A vontade de chorar só aumentava, até que cansada de bater Valentine põe a mão na maçaneta tentando a sorte, ja pensando que estaria trancada, mas não estava.

.Valentine IV

Um pouco mais aliviada Valentine limpa a mucosa que saia de seu nariz, e se misturava as lagrimas. Passo-a-passo, colocando sempre o olhar a frente de cada comodo ela procura a velha, ao ver que a casa está vazia, passa a olhar algumas fotos antigas que estavam sobre uma estante, até que passando o olhar por varias fotografias ve um casal, de idosos, e fica estática olhando a foto. Era o mendigo do corredor de entrada e a Velha, juntos, sem filhos ou qualquer criança por perto, mas pareciam ser casados, a ira toda voltara e junto uma crise de choro, ela não se conformava em estar dentro da casa de outra pessoa, sabendo da vida de outra pessoa ao invéz de apenas viver sozinha, como ela sempre fez.
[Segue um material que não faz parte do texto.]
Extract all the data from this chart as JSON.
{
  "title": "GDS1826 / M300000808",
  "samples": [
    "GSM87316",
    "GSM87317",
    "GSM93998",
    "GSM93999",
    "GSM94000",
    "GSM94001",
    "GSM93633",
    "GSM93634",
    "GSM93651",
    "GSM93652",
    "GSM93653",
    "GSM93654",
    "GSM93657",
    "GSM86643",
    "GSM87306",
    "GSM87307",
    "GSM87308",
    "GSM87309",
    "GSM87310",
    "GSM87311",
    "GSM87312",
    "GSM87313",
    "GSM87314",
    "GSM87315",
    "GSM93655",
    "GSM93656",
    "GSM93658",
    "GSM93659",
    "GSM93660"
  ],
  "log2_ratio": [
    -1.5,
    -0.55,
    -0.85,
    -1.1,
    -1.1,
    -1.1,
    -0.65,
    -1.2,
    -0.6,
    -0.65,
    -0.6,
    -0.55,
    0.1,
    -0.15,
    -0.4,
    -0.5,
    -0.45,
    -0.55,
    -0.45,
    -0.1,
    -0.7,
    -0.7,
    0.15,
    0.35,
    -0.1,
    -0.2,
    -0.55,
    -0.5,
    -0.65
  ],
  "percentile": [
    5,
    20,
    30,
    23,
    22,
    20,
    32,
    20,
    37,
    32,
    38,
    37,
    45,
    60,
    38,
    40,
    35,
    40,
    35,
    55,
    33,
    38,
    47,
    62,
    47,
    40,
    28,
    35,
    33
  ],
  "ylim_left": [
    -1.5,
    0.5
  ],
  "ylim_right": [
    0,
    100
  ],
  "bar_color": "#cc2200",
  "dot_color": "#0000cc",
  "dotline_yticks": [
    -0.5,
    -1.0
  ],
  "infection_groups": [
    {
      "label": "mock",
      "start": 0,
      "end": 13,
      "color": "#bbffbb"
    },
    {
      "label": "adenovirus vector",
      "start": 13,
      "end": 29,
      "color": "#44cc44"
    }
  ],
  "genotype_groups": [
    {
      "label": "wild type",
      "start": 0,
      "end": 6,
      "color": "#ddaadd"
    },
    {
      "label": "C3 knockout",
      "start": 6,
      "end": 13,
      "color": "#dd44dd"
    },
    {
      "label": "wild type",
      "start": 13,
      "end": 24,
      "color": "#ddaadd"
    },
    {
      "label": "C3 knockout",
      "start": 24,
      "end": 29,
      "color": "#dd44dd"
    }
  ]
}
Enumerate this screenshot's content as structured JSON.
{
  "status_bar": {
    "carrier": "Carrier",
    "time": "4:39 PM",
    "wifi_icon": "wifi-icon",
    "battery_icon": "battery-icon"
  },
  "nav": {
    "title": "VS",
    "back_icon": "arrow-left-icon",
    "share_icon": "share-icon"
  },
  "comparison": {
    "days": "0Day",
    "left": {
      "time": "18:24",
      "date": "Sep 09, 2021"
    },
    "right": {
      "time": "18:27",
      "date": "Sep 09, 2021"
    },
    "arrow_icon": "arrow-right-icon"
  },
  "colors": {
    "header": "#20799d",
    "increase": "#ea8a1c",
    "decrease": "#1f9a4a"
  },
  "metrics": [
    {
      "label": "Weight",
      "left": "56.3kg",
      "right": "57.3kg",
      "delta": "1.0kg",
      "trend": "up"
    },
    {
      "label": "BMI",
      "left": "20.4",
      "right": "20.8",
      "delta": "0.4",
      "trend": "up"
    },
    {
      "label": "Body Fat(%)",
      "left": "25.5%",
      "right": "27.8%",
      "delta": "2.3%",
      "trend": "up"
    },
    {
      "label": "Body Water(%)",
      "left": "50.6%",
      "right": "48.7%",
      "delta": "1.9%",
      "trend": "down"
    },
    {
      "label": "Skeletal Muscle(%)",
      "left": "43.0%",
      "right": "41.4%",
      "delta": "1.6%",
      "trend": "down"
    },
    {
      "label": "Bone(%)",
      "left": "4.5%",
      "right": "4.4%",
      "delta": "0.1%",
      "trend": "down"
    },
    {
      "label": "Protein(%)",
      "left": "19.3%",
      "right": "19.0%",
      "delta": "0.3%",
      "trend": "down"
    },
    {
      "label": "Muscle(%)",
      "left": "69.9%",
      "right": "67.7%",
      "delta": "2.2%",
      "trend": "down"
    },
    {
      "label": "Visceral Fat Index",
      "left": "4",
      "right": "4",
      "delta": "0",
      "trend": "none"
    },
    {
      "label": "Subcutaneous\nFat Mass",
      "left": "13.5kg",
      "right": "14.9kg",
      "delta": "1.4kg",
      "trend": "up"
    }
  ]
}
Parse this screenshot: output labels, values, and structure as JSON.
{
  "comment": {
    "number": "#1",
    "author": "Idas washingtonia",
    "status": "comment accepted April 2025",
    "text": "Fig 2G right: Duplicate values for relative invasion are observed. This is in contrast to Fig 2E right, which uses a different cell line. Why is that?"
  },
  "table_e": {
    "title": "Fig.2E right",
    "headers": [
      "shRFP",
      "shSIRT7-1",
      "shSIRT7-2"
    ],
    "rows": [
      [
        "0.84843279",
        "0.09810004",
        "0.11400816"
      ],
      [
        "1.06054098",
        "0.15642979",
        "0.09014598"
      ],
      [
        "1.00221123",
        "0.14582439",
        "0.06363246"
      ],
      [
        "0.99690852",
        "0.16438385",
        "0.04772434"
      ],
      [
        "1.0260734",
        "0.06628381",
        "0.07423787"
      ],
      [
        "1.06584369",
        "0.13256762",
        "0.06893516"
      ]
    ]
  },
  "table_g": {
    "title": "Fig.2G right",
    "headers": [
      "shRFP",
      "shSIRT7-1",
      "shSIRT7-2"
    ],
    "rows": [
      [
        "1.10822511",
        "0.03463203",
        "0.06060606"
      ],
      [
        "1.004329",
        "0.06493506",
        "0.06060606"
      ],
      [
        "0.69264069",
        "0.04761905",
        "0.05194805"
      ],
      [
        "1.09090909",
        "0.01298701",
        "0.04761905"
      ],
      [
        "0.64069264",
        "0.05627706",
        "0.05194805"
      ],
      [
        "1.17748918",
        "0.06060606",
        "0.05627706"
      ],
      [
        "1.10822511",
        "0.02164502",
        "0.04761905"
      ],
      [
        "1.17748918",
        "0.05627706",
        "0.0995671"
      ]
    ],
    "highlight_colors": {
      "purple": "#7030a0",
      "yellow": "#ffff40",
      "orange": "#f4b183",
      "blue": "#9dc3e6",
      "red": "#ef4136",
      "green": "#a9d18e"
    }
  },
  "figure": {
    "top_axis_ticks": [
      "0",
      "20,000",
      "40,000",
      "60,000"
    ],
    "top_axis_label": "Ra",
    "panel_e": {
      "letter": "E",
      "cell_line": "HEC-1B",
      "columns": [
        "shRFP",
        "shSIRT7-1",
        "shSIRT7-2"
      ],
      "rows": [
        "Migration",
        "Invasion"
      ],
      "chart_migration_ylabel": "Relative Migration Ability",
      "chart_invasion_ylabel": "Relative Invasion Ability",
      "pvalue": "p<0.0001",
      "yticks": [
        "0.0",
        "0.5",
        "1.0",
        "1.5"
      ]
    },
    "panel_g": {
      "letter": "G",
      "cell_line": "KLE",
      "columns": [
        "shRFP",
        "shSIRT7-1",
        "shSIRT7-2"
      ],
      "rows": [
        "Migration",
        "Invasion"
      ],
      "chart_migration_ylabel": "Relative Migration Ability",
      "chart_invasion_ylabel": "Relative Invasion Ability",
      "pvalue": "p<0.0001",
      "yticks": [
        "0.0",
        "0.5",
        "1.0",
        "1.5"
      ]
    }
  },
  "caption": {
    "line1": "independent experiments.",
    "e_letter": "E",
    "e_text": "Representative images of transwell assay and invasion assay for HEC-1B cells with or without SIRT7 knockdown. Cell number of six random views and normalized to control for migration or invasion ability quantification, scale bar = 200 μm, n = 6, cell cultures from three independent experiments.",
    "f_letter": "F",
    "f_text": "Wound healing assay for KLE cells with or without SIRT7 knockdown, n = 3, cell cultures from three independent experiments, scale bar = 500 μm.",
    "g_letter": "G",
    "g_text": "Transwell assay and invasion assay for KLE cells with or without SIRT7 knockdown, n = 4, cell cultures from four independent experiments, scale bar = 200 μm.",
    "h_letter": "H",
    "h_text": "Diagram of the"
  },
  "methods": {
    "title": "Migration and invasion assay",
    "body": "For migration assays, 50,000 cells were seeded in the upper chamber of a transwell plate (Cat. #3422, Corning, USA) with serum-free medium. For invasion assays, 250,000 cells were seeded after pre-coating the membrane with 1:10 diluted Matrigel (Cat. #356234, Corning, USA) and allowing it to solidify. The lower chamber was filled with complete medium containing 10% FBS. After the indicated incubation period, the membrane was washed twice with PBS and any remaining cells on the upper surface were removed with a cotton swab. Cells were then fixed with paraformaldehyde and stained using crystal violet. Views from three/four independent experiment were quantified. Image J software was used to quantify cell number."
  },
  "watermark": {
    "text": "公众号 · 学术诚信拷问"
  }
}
A porta abre e ela corre pra cozinha, a velha está sozinha vestindo outras roupas ao invéz do velho pijama, ela se esconde embaixo da mesa e a velha passa pela cozinha, deixa algo sobre a mesa e vai para o quarto, Valentine sai de onde estava, e vai ver o que a velha havia posto ali. RE-HABILITAÇÃO dizia o envelope, embaixo o nome do paciente, era o nome do mendigo do corredor. Ao ver aquilo, e a toda situação que ficou exposta, ao ver que por culpa da sindica havia se envolvido na vida pessoal de outra pessoa, e fazendo assim ter que enfrentar seu maior pânico. Familia, amigos, namorados, nada disso lhe fazia bem, o espaço que pessoas poderiam ocupar na sua vida foram sempre muito bem preechidos por tabaco e alcool, e sozinha ela mesmo podia julgar o que pra ela seria o certo, vivia como um hermitão, morava numa cidade mas não tinha contato social com ninguém, e se houvesse ela não se importava e fazia qualquer tentativa de amizade ser falha, pra ela o único dialogo valido era com sua própria conciencia e era com ela que sempre se sentia confortada, e aquela situação de estar numa espécie de territorio inimigo onde as regras não eram dela lhe trazia desconforto e hostilidade, e como qualquer animal encurralado o unico meio dela sair dali seria matando seu opositor.
Da janela do oitavo andar cai um corpo, no chão já em óbito uma jovem que fez 33 anos a dois dias atrás, foi a única forma de matar o seu maior inimigo, alguém que lhe enchia de traumas, de limites sociais e mentais, alguém que lhe resumia a vicios, um ser depressivo que talvez Valentine não gostasse e por isso lhe matava aos poucos com venenos licitos, drogas que passou a usar como quociente de pequenos traumas, que lhe trouxeram uma espécie de esquizofrenia, que fazia pensar que estava sozinha, que estava longe de todos e que até seus pais fossem meros velhos, tal como uma sindica e um indigente.